Lung injury associated with vaping — the use of electronic nicotine delivery systems (ENDS) — has been recognized in the medical literature,1,2 and a case series of such injuries is now published in the Journal.3 If vaping is the proximal cause of lung injury, the mechanism leading to such injury is not certain. Unlike traditional cigarettes, ENDS use solvents to heat and aerosolize the flavorants (known as “juices”),4 which consist of various aldehydes and alcohols, and complications can arise as the mixing and aerosolization of these components create new compounds. Moreover, ENDS are increasingly used to deliver cannabis oils and concentrates.

We have collectively seen 19 cases and reviewed the literature regarding another 15 cases. All met the case definition of vaping-associated lung injury, which includes “abnormalities on chest imaging.” We identified four imaging patterns that correlated with pathological findings attributable to vaping, including acute eosinophilic pneumonia, diffuse alveolar damage, organizing pneumonia, and lipoid pneumonia. In addition, some cases were associated with variegated imaging patterns. Through clinical and pathological investigations, patterns of giant-cell interstitial pneumonia, hypersensitivity pneumonitis, and diffuse alveolar hemorrhage were identified.
Although the variety of imaging patterns suggests different mechanisms of injury, and more patterns will probably be reported, most of the patterns have basilar-predominant consolidation and ground-glass opacity, often with areas of lobular or subpleural sparing.
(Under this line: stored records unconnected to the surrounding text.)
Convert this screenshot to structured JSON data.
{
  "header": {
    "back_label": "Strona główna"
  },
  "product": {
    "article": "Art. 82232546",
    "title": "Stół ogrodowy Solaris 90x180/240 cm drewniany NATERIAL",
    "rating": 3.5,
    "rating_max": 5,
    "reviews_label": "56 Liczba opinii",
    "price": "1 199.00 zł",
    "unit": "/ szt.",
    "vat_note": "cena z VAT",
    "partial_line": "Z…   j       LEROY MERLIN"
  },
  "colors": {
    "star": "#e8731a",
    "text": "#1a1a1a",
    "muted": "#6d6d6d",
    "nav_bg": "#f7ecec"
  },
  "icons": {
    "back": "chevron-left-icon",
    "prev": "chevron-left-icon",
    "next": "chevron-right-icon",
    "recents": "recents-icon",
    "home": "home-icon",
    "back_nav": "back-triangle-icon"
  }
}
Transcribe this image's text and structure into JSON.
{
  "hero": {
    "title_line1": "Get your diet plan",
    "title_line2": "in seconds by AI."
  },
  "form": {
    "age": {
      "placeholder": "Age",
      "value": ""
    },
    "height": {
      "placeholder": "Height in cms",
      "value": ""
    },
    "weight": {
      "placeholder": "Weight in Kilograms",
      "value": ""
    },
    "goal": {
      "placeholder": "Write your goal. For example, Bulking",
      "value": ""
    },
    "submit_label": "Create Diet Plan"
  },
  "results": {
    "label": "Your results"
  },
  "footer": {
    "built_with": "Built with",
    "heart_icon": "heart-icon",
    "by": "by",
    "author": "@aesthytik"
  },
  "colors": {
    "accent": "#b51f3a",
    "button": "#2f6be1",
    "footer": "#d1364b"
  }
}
Rapidly developing acute lung injuries (e.g., acute eosinophilic pneumonia and diffuse alveolar damage) are associated with inhalational injuries and have overlapping pathological and imaging findings,5 and they have been reported to occur with vaping.1 Hypersensitivity pneumonitis is an immune response to an environmental antigen, but the antigens related to vaping are unknown. Lipoid pneumonia is an inflammatory response to the presence of lipids within the alveolar space and typically results from aspiration of hydrocarbons or oil-based products, but it has now been seen with vaping. We have not observed the computed tomographic finding of fat attenuation in the lung, which is a hallmark of lipoid pneumonia, in these cases of vaping-associated lung injury. Not all cases are acute; organizing pneumonia often develops subacutely, over a period of days to weeks, and the one case of giant-cell interstitial pneumonia (a rare fibrosing interstitial lung disease) that was correlated with hard metals in ENDS developed over a period of 6 months.